Summary:Will iiNet be able to continue its strategy of leveraging technological leadership now that its financial dirty laundry has been so publicly aired?

commentary iiNet managing director Michael Malone was right to describe his company's purchase of OzEmail from MCI just 15 months ago as "a momentous time".

Renai LeMay, ZDNet Australia
The AU$110 million acquisition appears to have been the first of a chain of events indicating a threat to telco iiNet's business strategy and even its survival as an independent company.

Since that time, iiNet has publicly battled to integrate OzEmail's 230,000-strong customer base into its billing systems.

The project saw iiNet's customers left on hold as the company's call centres struggled to deal with call volumes.

These problems were accompanied by a December earnings downgrade and technical issues with iiNet's fledgling Internet telephony service and international data links.

Finally, on 18 April the company suspended trading of its shares, pending an announcement. As the days dragged on, speculation mounted that iiNet was on the verge of another major purchase.

However, the truth was much darker.

"The company's financial performance in the March quarter has been well below expectations," iiNet revealed two weeks later.

The embattled telco claimed the situation was not identified earlier due to "deficiencies in forecasting and clerical errors in revenue recognition that have only recently emerged".

The company's shares remain on hold, and iiNet is reportedly fielding offers from parties interested in a merger or acquisition scenario.

Looking a little into the future, whether iiNet will be purchased is obviously a critically important issue for its customers.

However given some analysts believes the underlying business remains strong, the real issue may prove to be whether iiNet can continue its strategy of leveraging technological leadership.

One of iiNet's main differentiating factors in the market is that early investments in infrastructure have allowed it to get ahead on a technological basis compared with slower moving competitors such as Telstra and Optus.

For example, iiNet has offered 24Mbps ADSL2+ broadband and Internet telephony services for some time. Most Australian telcos are still stuck on 1.5Mbps.

It is likely iiNet's management will move more conservatively now that their financial dirty laundry has been so publicly aired.
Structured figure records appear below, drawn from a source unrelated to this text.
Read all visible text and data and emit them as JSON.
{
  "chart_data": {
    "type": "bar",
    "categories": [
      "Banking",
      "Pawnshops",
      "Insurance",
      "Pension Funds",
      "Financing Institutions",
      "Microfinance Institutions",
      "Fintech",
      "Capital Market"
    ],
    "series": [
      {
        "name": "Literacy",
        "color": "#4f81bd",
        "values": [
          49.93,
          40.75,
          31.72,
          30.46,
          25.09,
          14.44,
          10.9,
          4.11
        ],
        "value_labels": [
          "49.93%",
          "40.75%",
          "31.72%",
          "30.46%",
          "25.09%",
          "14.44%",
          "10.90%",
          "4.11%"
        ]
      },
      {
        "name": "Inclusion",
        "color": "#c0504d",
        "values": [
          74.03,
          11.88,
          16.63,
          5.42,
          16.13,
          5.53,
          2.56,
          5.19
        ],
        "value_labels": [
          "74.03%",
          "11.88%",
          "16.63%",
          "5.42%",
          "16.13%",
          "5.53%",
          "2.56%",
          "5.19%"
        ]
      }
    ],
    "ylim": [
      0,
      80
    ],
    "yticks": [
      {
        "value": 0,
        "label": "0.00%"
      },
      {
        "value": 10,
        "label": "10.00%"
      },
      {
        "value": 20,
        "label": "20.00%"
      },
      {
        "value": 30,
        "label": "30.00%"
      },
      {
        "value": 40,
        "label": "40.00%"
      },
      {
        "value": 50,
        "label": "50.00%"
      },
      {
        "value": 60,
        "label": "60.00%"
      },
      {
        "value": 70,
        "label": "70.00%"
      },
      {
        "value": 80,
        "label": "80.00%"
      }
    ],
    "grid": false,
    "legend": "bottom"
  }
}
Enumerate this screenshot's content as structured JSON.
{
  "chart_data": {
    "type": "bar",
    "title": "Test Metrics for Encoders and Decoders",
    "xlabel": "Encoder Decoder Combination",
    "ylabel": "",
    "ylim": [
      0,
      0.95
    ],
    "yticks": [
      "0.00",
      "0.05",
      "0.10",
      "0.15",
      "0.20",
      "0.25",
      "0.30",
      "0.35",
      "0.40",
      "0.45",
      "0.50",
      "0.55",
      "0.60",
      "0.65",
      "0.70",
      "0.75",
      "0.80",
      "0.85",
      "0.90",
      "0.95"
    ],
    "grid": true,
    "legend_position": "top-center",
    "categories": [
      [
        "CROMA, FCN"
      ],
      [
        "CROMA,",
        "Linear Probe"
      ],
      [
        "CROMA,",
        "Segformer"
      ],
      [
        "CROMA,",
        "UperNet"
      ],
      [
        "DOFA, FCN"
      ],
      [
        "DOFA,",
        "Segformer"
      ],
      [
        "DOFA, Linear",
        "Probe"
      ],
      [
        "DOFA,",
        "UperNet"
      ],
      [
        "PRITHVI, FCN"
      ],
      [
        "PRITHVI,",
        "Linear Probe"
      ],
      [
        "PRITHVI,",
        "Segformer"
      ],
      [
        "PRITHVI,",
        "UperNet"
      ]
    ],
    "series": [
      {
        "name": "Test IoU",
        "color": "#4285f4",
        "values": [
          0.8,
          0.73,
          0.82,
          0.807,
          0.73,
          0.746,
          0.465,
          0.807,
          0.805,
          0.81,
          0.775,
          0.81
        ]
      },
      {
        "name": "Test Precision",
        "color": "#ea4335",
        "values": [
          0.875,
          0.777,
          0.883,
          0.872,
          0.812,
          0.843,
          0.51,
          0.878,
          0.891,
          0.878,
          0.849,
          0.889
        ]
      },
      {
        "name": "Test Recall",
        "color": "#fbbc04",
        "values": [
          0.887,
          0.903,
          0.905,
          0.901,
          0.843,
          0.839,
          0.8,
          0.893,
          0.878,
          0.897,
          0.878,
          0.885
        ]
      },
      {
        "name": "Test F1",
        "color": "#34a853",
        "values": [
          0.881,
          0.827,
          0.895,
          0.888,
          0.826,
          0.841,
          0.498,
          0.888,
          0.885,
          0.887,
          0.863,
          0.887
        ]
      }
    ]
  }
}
They'll need to remain focused on consolidating their assets after what is expected to be a large drop in iiNet's share price when the stock resumes trading.

This change of focus was signalled when iiNet's chairman Peter Harley stepped up to executive responsibilities on 11 May.

The company also appointed GEM Consulting to facilitate a strategic review of iiNet, aiming to "refine the company's growth strategy".

Reading between the lines here, it appears as if iiNet may believe that its infrastructure investments were growing faster than its customer base could support.